Politics and Prose is my favorite bookstore. The store does not just house books. It is known for an active and exciting schedule of Author Talks.
Jim and I stopped in to reserve our copy of the new Harry Potter book. Not thinking there was a "talk" on a Wednesday night we commented about the full parking lot and number of people walking in.
Upstairs chairs were set up. Robert Novak would arrive shortly to talk about his latest book, Prince of Darkness. We decided to stay - after we purchased the voucher for our Harry Potter ofcourse. We wanted to hear Novak's talk, not because we share his politics, but because we have often seen him on television. Here was a chance to see him in the flesh.
Novak was a charming, articulate speaker, not combative as he often is on the talk shows.
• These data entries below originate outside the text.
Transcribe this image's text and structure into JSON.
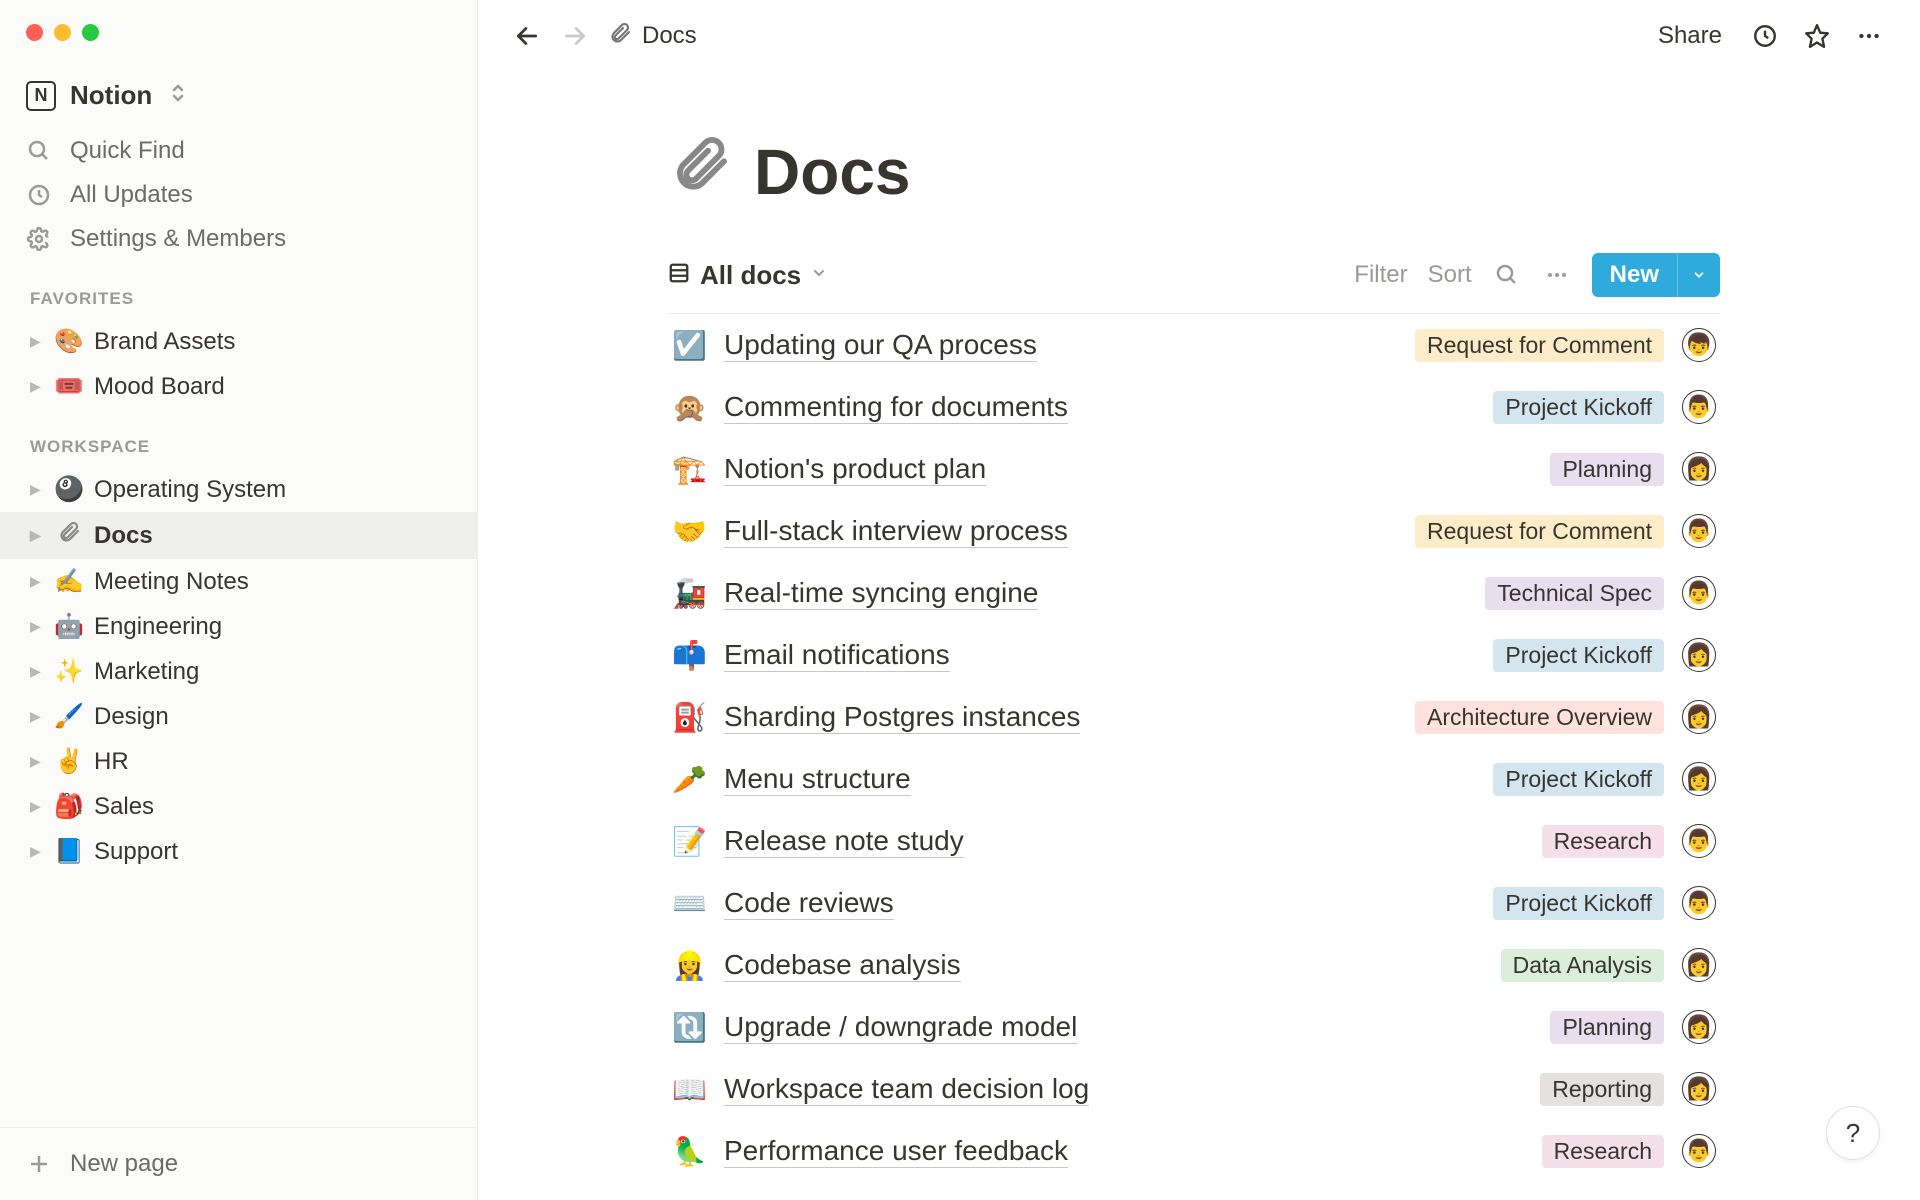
{
  "workspace": {
    "name": "Notion"
  },
  "sidebar": {
    "quick_find": "Quick Find",
    "all_updates": "All Updates",
    "settings": "Settings & Members",
    "favorites_label": "FAVORITES",
    "favorites": [
      {
        "emoji": "🎨",
        "label": "Brand Assets"
      },
      {
        "emoji": "🎟️",
        "label": "Mood Board"
      }
    ],
    "workspace_label": "WORKSPACE",
    "workspace_pages": [
      {
        "emoji": "🎱",
        "label": "Operating System",
        "active": false
      },
      {
        "emoji": "📎",
        "label": "Docs",
        "active": true
      },
      {
        "emoji": "✍️",
        "label": "Meeting Notes",
        "active": false
      },
      {
        "emoji": "🤖",
        "label": "Engineering",
        "active": false
      },
      {
        "emoji": "✨",
        "label": "Marketing",
        "active": false
      },
      {
        "emoji": "🖌️",
        "label": "Design",
        "active": false
      },
      {
        "emoji": "✌️",
        "label": "HR",
        "active": false
      },
      {
        "emoji": "🎒",
        "label": "Sales",
        "active": false
      },
      {
        "emoji": "📘",
        "label": "Support",
        "active": false
      }
    ],
    "new_page": "New page"
  },
  "topbar": {
    "breadcrumb_title": "Docs",
    "share": "Share"
  },
  "page": {
    "title": "Docs"
  },
  "view_toolbar": {
    "view_name": "All docs",
    "filter": "Filter",
    "sort": "Sort",
    "new": "New"
  },
  "tag_colors": {
    "Request for Comment": "#fdecc8",
    "Project Kickoff": "#d3e5ef",
    "Planning": "#e8deee",
    "Technical Spec": "#e8deee",
    "Architecture Overview": "#ffe2dd",
    "Research": "#f5e0e9",
    "Data Analysis": "#dbeddb",
    "Reporting": "#e3e2e0"
  },
  "docs": [
    {
      "emoji": "☑️",
      "title": "Updating our QA process",
      "tag": "Request for Comment",
      "avatar": "👦"
    },
    {
      "emoji": "🙊",
      "title": "Commenting for documents",
      "tag": "Project Kickoff",
      "avatar": "👨"
    },
    {
      "emoji": "🏗️",
      "title": "Notion's product plan",
      "tag": "Planning",
      "avatar": "👩"
    },
    {
      "emoji": "🤝",
      "title": "Full-stack interview process",
      "tag": "Request for Comment",
      "avatar": "👨"
    },
    {
      "emoji": "🚂",
      "title": "Real-time syncing engine",
      "tag": "Technical Spec",
      "avatar": "👨"
    },
    {
      "emoji": "📫",
      "title": "Email notifications",
      "tag": "Project Kickoff",
      "avatar": "👩"
    },
    {
      "emoji": "⛽",
      "title": "Sharding Postgres instances",
      "tag": "Architecture Overview",
      "avatar": "👩"
    },
    {
      "emoji": "🥕",
      "title": "Menu structure",
      "tag": "Project Kickoff",
      "avatar": "👩"
    },
    {
      "emoji": "📝",
      "title": "Release note study",
      "tag": "Research",
      "avatar": "👨"
    },
    {
      "emoji": "⌨️",
      "title": "Code reviews",
      "tag": "Project Kickoff",
      "avatar": "👨"
    },
    {
      "emoji": "👷‍♀️",
      "title": "Codebase analysis",
      "tag": "Data Analysis",
      "avatar": "👩"
    },
    {
      "emoji": "🔃",
      "title": "Upgrade / downgrade model",
      "tag": "Planning",
      "avatar": "👩"
    },
    {
      "emoji": "📖",
      "title": "Workspace team decision log",
      "tag": "Reporting",
      "avatar": "👩"
    },
    {
      "emoji": "🦜",
      "title": "Performance user feedback",
      "tag": "Research",
      "avatar": "👨"
    }
  ]
}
He was delightfully candid in his opinions about the people of official Washington and what they get up to. He charmed us into buying his book - and why not when you think about it. Whether you agree with his politics or not he is giving an insider's eyeview of fifty years of our political history. The book is a tome, weighs a ton so not for the bedside table. I have read around in several chapters and the writing is fast paced, chatty and entertaining. Much like his newspaper writing.
When I am left alone without a syllabus my my reading is very eclectic. It certainly has been this month. Looking at my book stack I see that it has been charted by travel, gifts, random encounters, impulse and whim. A lot like my life.
Storytelling Tip: If you are looking for personal stories have you asked yourself how the stack of books you are reading came together? Do you have a story of your own hiding among those books?
My Book Stack this month:
From my bookshelf:
Harry Potter - Because of all the expectant hoopla about the impending release of the new Harry Potter boook, I took down my J.K. Rowling collection to browse so I would be refreshed and ready when I had the The Deathly Hallows in my hands. I did read The Sorcerors Stone but then switched to watching the movies. When I borrowed the movies from our grand-daughter Juliana, she gave us the first movie under the British title, The Philospher's Stone.
From the public library:
Donna Leon. Death and Judgment I relish most anything set in Venice. Check my blog Saluti di Venezia to see why. Donna Leon writes well crafted mysteries that hold your attention. The protagonist, police inspector Guido Brunetti is a likeable man, someone you'd like to know. Leon's descriptions of Venice are so vivid people conduct tours of the city based on her books.
Off the 50 cent cart at the library:A book for the plane to California
John Lescroart, The Hearing, a fast paced and involving murder set in San Francisco. Good writing and engaging main characters which I am delighted to find out reappear in other suspense thrillers. I am not an easy flier so an engrossing suspense thriller is a good companion. If its really bumpy I often just clutch it.
My daughter Robin had saved this one for me.
Christopher Vogler The Writer's Journey (Mythic Structure for Storytellers and Screenwriters) Excellent primer on myth as a story form.
From browsing in bookstores:
Victoria Findlay, Color, From Kramer Books in DC. Interesting travel book exploring an intriguing subject. Don't you envy people who find topics that send them to exoctic places for their information?
Thomas C. Foster, How to Read Literature Like a Professor Accidentally touches this book on a remainder table at Barnes and Noble in Walnut Creek, CA. It is a good eye-opener for readers.